Almost indescribable geometry question

For those wondering why my soccer ball got scribbled on (this thread), I was trying to figure out a problem related to polyhedrons. I submit it to the Dopers, (if anyone can figure out what I’m talking about).

What I was trying to figure out is, how many circles can you have around a sphere, such that no more than two cross at any point? By circles I mean great circles, or equatoral lines. Now I know that the answer is infinity, because there is a clear example: you can skew (n) number of circles around a polar axis. However this is somewhat unsatisfying because it has polar or radial symmetry, and what I’m looking for is true spherical symmetry.
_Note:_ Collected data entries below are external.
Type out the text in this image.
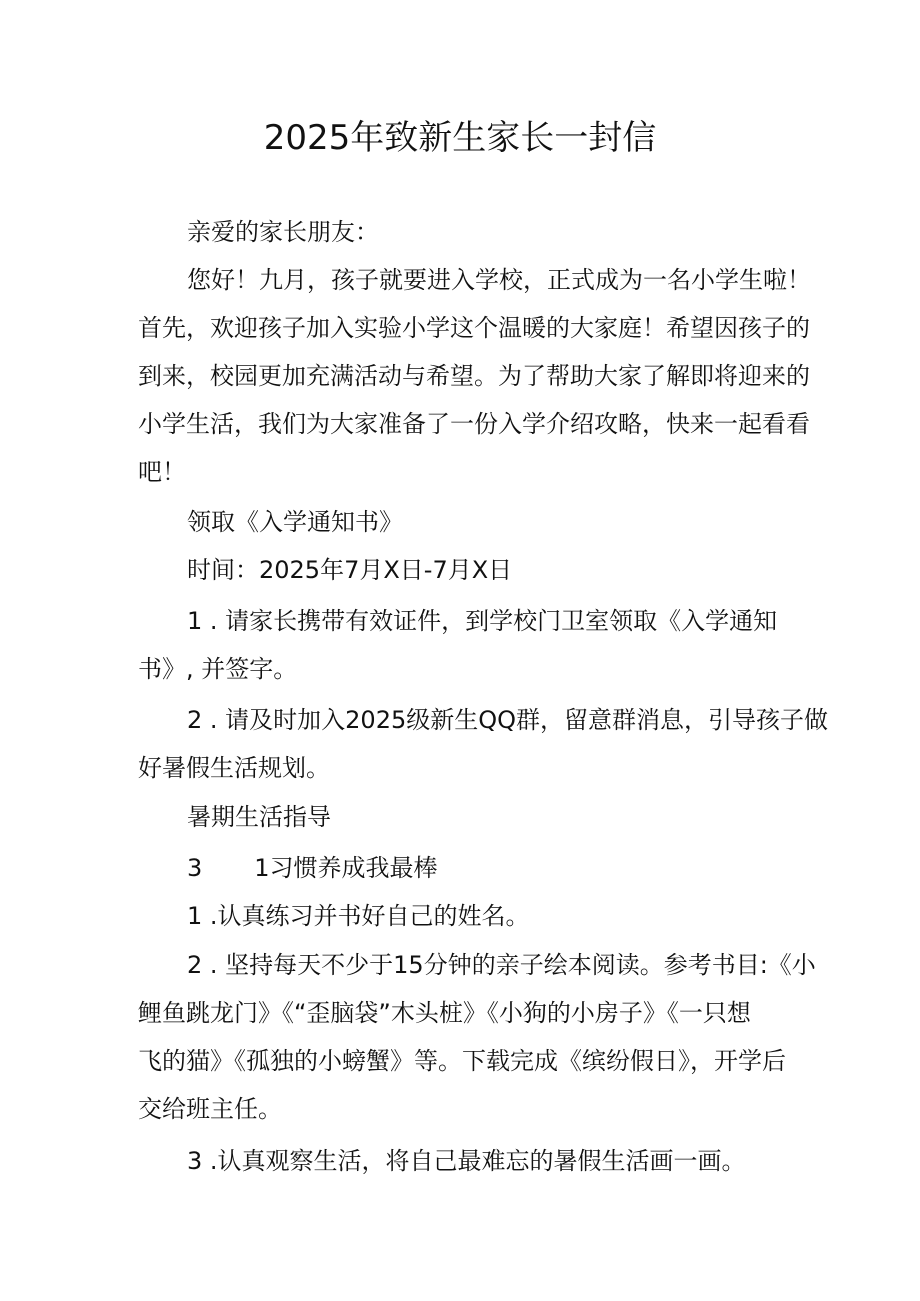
2025年致新生家长一封信
亲爱的家长朋友：
您好！九月，孩子就要进入学校，正式成为一名小学生啦！
首先，欢迎孩子加入实验小学这个温暖的大家庭！希望因孩子的
到来，校园更加充满活动与希望。为了帮助大家了解即将迎来的
小学生活，我们为大家准备了一份入学介绍攻略，快来一起看看
吧！
领取《入学通知书》
时间：2025年7月X日-7月X日
1 . 请家长携带有效证件，到学校门卫室领取《入学通知
书》, 并签字。
2 . 请及时加入2025级新生QQ群，留意群消息，引导孩子做
好暑假生活规划。
暑期生活指导
3 1习惯养成我最棒
1 .认真练习并书好自己的姓名。
2 . 坚持每天不少于15分钟的亲子绘本阅读。参考书目:《小
鲤鱼跳龙门》《“歪脑袋”木头桩》《小狗的小房子》《一只想
飞的猫》《孤独的小螃蟹》等。下载完成《缤纷假日》，开学后
交给班主任。
3 .认真观察生活，将自己最难忘的暑假生活画一画。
Here’s where the polyhedra come in. The above example corresponds to the infinite class of antiprisms. Take each opposite pair of vertices as defining an axis, and plot the equatoral circle midway between them. The same thing works with four of the five Platonic solids. The octohedron gives you three circles, the cube gives you four, the icosohedron six, and the dodecahedron 10 (in a rather lovely pattern of twelve pentagrams; the equivalent is truncating the corners of a soccerball).

What I can’t figure out for certain is whether these are the only patterns possible if you’re limited to no more than two lines crossing at any point. I’ve gone as far as I can without a special program for plotting spherical geometry.

say what?

Lumpy: What I was trying to figure out is, how many circles can you have around a sphere, such that no more than two cross at any point? By circles I mean great circles, or equatoral lines.

There can only be one great circle (GC) drawn on a sphere at a time that does not intersect another. E.g., if you draw the equator on the Earth, any other GC must intersect at two points, since half of the 2nd GC must be south of the equator, and half north. So, only two can be drawn “such that no more than two cross at any point”.

*Now I know that the answer is infinity, because there is a clear example: you can skew (n) number of circles around a polar axis. However this is somewhat unsatisfying because it has polar or radial symmetry, and what I’m looking for is true spherical symmetry. *

You can pick any point on a sphere, calculate its opposite point (latitude the same but opposite N/S, longitude would be supplementary angle and opposite E/W), and then have infinite GCs pass through those two points. And there are infinite pairs of these points on a sphere, infintessimally different.

All of your patterns have a fixed number of axes and only rotation through certain angles. “True spherical symmetry” would allow any rotation through any axis that passes through the center of the sphere.

Your soccer ball is not a dodecahedron, which would be 12 pentagon shaped facets. Your soccer ball is a figure of hexagons, and pentagons, which have lengths equal, but not equal surface areas. The regular polyhedra are tetrahedron, cube, octahedron, dodecahedron, and Icosohedron. (twenty equilateral triangles) There are no other regular convex polyhedra. These five are called the Platonic Solids

The circles you can draw around a sphere to coincide with the planar faces of Platonic Solids are not great circles.

Tris

to reiterate, the soccer ball is also typically called a “geodesic sphere;” a polyhedron popularized by the architect R. Buckminster Fuller. It is the simplest possible geodesic solid, which, if memory serves, is a solid requiring exactly 12 pentagons and 20 hexagons.

“Buckyballs”, or buckminterfullerenes are an allotrope of carbon (the other two most famous allotropes of carbon are graphite and diamonds) whereby the carbon atoms are located at the vertices of a geodesic solid. A 60 carbon atom buckyball looks exactly like a soccerball.

Trisk covered the platonic solids rather well.

I’m not contradicting what anyone else said, but the proper name for the shape of a bucky ball or a soccer ball is “truncated icosahedron”.

Having said that, with regards to the OP, I think the answer is infinity, because in general, arbitrarily chosen great circles will not make sets of crossings at the same point. It’s equivalent to the question, how many nonparallel lines can you have in the plane such that no more than two cross at any point? Although I think that bit about the polyhedra is fascinating, I don’t really see what it has to do with your question.